Né d’altro canto si può sottacere la  cultura politica piciista, unica in Europa, (né propriamente comunista né socialdemocratica) e pur tuttavia capace di imprimere un allungamento storico (durato circa cinquant’anni fino a “mani pulite”, del 1992): una derivazione diretta del valore resistenziale dell’antifascismo giustizialista capace di irretire l’insieme del mondo politico italiano in un forte collante sociale;  il cui “carattere antifascista” si consolidava contro le cosiddette strutture residuali del fascismo, o considerate tali, come espressione diretta del Capitalismo Monopolistico ; come se quest’ultimo fosse un ostacolo al pieno controllo operaio del Capitalismo Monopolistico di Stato,  ultimo stadio (del capitalismo) prima dell’ ingresso al Socialismo.

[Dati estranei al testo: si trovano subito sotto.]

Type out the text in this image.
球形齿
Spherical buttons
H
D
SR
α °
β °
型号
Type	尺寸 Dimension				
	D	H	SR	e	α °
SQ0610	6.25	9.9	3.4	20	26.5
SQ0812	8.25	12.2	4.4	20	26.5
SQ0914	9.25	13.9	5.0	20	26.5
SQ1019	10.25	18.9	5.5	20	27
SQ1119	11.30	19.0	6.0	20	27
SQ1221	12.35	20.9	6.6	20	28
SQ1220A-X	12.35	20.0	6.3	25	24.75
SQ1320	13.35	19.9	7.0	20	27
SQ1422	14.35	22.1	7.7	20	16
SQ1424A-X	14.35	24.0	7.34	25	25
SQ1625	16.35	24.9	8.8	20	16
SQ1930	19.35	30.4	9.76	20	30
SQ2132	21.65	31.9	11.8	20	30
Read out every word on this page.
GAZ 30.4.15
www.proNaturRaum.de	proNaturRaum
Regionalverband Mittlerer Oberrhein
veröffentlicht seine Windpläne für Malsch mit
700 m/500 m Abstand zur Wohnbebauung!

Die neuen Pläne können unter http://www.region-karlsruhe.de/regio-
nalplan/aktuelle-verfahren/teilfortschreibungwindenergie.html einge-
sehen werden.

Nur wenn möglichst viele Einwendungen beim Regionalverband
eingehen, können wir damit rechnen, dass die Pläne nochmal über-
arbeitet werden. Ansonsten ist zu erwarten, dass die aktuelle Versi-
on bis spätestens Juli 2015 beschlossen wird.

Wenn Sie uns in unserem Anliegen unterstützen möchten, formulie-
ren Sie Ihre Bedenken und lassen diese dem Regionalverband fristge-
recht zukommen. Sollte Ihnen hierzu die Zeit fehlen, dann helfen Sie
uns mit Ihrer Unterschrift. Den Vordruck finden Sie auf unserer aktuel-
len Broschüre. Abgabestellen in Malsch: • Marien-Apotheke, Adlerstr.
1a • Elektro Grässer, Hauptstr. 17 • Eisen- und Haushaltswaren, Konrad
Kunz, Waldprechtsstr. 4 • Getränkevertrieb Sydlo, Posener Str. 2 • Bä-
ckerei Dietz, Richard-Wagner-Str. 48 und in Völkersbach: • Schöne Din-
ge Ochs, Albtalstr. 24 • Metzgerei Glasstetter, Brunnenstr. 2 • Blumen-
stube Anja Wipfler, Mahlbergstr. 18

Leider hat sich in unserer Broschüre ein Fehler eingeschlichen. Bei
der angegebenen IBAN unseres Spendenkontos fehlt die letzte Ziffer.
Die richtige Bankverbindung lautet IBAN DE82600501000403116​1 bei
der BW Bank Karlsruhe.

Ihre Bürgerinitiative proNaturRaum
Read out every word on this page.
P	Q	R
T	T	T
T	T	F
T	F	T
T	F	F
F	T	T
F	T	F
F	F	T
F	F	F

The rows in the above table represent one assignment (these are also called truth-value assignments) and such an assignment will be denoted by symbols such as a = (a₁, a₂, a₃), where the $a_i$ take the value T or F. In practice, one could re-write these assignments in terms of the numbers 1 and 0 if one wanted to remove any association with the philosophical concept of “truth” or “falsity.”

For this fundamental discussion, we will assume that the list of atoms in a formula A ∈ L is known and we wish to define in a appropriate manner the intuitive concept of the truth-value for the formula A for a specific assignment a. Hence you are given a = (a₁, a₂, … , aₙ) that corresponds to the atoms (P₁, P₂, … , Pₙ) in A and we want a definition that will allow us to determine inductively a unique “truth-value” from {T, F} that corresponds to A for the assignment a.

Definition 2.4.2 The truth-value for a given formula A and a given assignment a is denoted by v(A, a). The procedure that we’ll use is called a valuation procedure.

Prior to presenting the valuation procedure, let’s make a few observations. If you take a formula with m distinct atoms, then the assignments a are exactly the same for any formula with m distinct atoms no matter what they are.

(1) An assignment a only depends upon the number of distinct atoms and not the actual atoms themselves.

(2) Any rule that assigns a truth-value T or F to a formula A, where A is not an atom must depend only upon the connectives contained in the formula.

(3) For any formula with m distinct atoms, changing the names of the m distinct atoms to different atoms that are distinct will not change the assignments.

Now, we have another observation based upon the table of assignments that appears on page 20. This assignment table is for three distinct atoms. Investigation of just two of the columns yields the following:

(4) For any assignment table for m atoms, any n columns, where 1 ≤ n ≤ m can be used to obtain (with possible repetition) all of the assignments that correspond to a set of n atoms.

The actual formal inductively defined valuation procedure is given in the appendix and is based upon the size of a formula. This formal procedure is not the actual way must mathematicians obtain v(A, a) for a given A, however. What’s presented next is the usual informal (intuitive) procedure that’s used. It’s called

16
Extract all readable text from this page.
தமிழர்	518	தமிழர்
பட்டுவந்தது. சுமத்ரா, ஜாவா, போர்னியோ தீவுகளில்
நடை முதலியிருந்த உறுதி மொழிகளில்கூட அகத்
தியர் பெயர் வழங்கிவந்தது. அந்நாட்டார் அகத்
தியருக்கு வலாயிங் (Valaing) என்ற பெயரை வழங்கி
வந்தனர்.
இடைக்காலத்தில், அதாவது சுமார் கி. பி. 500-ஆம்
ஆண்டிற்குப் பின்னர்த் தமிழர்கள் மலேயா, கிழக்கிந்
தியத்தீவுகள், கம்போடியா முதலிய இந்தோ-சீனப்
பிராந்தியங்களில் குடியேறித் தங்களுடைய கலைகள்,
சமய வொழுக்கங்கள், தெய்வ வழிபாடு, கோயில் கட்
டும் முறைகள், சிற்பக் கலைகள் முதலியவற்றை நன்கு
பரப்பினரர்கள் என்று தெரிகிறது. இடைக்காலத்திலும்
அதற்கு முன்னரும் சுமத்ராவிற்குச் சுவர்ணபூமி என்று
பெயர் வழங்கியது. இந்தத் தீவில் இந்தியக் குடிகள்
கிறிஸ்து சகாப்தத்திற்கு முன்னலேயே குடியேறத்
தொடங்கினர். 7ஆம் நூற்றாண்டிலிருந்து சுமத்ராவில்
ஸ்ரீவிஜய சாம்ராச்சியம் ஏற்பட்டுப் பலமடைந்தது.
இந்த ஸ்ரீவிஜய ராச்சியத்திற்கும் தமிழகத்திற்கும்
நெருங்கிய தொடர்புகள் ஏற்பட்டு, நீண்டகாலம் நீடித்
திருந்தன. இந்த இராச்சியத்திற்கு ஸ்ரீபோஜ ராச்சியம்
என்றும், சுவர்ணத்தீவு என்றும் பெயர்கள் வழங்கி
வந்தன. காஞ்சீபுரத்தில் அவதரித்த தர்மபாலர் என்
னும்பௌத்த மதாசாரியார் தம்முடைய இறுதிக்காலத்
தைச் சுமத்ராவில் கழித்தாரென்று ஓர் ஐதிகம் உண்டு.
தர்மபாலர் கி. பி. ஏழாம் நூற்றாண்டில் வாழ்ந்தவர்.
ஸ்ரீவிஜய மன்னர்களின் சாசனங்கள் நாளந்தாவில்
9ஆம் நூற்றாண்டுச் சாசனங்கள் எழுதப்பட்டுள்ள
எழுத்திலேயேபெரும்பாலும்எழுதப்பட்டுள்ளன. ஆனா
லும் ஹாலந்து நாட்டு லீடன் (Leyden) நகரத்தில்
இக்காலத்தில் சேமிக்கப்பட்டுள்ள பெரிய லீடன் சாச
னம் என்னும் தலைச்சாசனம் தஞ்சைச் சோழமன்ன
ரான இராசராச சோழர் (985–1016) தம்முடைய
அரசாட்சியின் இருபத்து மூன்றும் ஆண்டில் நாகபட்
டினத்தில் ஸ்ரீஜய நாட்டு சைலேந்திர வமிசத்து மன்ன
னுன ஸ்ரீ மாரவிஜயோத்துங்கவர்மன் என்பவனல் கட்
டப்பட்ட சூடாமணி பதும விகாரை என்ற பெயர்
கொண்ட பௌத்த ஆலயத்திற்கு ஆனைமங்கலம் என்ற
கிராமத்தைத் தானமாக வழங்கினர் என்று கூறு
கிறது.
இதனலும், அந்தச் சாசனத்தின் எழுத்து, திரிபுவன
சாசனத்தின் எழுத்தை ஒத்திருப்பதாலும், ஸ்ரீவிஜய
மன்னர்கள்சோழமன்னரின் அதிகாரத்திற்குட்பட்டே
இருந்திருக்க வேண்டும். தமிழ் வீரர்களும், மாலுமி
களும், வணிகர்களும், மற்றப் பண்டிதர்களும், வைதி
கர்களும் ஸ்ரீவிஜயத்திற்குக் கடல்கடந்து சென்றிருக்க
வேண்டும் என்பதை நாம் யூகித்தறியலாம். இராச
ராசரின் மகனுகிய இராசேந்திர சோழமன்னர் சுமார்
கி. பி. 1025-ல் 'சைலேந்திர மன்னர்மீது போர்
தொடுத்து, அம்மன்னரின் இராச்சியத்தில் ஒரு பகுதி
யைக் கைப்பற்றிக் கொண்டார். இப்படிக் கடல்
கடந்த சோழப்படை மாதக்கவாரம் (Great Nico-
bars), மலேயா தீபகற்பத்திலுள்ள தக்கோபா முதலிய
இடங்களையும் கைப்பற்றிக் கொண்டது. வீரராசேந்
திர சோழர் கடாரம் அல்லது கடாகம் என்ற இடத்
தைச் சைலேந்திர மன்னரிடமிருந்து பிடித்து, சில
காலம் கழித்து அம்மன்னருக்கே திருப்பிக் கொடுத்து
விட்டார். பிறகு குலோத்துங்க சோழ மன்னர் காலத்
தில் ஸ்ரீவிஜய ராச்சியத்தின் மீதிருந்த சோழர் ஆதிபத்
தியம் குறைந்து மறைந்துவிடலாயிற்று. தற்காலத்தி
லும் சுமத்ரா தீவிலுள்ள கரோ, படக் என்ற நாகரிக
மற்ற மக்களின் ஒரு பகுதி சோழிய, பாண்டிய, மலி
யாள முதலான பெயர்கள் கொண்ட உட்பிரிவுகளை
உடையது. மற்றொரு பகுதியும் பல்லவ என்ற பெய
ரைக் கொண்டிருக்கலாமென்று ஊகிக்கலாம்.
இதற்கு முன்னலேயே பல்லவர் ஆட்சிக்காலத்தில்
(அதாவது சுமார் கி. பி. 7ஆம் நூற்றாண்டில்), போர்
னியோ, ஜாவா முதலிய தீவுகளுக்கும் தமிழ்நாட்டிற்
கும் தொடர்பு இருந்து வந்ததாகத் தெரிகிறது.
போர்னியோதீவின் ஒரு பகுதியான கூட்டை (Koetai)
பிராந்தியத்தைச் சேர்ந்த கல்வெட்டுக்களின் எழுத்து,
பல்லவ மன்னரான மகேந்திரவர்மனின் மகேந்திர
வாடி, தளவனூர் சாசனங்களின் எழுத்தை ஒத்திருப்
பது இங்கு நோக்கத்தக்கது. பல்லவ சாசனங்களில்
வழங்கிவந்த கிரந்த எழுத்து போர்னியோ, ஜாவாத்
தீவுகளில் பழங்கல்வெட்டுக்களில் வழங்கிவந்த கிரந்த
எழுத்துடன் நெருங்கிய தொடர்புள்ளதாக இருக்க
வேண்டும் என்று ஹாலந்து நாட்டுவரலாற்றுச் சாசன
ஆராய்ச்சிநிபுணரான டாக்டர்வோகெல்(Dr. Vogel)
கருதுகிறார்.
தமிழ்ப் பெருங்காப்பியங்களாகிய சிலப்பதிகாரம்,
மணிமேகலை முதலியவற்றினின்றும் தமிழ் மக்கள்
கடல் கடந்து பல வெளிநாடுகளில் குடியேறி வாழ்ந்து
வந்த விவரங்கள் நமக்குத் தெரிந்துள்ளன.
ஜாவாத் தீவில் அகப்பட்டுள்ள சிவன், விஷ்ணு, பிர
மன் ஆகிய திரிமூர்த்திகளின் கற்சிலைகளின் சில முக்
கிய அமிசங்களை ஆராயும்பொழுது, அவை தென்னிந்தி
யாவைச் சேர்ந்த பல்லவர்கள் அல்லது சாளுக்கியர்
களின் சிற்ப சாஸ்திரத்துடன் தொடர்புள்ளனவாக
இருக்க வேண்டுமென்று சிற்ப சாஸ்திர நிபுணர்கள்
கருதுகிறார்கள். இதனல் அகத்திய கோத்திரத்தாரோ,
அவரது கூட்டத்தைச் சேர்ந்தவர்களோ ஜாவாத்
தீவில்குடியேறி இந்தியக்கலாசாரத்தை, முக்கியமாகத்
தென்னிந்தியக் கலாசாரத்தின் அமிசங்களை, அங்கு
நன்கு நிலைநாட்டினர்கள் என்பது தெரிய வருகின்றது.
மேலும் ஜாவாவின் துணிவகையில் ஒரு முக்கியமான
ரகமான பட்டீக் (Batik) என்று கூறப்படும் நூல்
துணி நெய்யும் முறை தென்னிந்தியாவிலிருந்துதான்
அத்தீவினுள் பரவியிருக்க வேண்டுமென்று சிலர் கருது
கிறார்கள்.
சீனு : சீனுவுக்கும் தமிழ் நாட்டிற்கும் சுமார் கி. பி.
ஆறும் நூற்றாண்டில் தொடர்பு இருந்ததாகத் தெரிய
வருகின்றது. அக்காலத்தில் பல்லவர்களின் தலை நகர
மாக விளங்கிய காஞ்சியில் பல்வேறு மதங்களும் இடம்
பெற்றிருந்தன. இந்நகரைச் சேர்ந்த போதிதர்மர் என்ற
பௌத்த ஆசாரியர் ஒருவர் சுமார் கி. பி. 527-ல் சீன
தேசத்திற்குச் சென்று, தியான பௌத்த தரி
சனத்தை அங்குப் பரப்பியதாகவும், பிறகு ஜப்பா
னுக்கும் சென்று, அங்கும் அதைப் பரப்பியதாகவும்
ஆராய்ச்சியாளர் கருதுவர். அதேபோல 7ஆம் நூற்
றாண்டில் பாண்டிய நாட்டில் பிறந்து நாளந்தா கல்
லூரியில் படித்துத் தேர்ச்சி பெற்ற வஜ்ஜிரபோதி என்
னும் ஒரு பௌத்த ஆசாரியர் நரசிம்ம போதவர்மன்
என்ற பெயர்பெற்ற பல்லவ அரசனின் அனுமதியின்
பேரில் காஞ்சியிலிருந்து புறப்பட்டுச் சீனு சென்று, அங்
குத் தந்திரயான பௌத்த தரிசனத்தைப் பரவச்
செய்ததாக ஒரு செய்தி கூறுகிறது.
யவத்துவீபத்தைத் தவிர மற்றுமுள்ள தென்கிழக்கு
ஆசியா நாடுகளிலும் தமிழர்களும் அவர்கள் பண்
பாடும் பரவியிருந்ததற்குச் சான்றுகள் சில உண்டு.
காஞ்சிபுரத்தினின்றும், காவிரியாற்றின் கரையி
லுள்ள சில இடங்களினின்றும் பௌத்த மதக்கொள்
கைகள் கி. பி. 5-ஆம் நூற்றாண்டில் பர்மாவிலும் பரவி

“Mani Pulite” fu il segnale Usa di una inversione di tendenza da imprimere nella politica italiana: la vendita, anzitutto, di gran parte dell’impresa industriale pubblica dell’Iri. E con essa la caduta di ogni ideologia simbiotica,  tra il “Socialismo dell’Est” e l’Industria Di Stato italiano; entrambi sopravvissuti, come mero metro di paragone, della mitica “ via italiana al Socialismo”; un connubio tra antifascismo-democrazia-socialismo, e che diventò nel tempo  un potere ieratico, in grado di santificare una irreversibile scelta di campo degli ex-piciisti, al servizio sindacale-partitico,  del  complesso industriale e finanziario subdominante Usa, del GF&ID (GRANDE FINANZA e INDUSTRIA DECOTTA).